La persona que las editoriales pusieron al cargo de asegurar el código para poder tener el sello en la portada se lo tomó extremadamente en serio. Su primera decisión fue fichar seis mujeres que pertenecían a la liga de la decencia (o algo así), que tenían el objetivo formal y sistemático de «asexualizar los personajes femeninos, suavizando sus proporciones y añadiendo más ropa, además de asegurar que no apareciera ningún aspecto racial en las hojas publicadas». Y vaya si lo hicieron.

La historia de cómo se publicó el libro Fahrenheit 451 es casi tan triste como la propia historia narrada en sus páginas. Nadie quería arriesgarse a publicarle a Bradbury una novela que tratase de la censura en una imaginaria sociedad distópica, en una época donde en Estados Unidos se quemaban cómics y se retiraban libros de las bibliotecas. Pero, hubo un joven visionario que sí se atrevió, cuando acababa de lanzar una nueva revista al mercado. Le propuso publicar el libro en tres partes, en los siguientes números 2, 3 y 4. El innovador editor se llamaba Hugh Hefner y la revista… Playboy. El resto es historia.

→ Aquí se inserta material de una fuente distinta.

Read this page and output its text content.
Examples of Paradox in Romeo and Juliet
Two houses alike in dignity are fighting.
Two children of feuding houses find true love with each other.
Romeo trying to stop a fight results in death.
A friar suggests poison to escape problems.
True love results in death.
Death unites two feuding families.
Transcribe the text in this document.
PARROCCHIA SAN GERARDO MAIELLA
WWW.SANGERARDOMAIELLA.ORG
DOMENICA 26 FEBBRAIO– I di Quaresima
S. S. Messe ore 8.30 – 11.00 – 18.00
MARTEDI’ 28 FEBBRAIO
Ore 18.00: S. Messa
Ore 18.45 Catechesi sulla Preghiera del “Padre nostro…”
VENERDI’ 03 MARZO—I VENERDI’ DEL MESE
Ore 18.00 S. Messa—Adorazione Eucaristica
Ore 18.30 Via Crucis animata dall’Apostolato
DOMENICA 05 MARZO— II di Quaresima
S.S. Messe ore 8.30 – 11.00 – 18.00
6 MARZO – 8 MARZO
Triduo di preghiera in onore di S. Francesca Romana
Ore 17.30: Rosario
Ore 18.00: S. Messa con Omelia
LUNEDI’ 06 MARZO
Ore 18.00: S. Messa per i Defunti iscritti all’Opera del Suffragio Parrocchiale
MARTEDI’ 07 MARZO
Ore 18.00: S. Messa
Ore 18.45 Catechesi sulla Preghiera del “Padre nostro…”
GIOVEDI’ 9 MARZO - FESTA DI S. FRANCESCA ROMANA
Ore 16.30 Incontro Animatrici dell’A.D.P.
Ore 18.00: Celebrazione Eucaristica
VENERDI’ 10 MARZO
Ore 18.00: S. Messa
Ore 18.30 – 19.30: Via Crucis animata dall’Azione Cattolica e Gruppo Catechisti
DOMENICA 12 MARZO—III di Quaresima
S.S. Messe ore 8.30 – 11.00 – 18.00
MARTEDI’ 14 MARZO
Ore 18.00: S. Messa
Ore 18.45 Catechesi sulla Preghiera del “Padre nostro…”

En España también se realizaron quemas de libros durante la guerra civil y se prohibieron libros durante el franquismo. En la actualidad, afortunadamente, tenemos la oportunidad de leer esas publicaciones prohibidas en su día, y seguiremos realizando actividades de divulgación como este artículo para contribuir, de forma modesta, a que no se cumpla una de las predicciones que aparecía en el libro Fahrenheit 451, cuando el jefe de los bomberos presagiaba que llegaría el día en que no haría falta cerillas ni fuego para quemar los libros… solo haría falta que la gente no leyese libros y se conseguiría el mismo efecto. Así que ya sabéis… ¡leed cómics, malditos!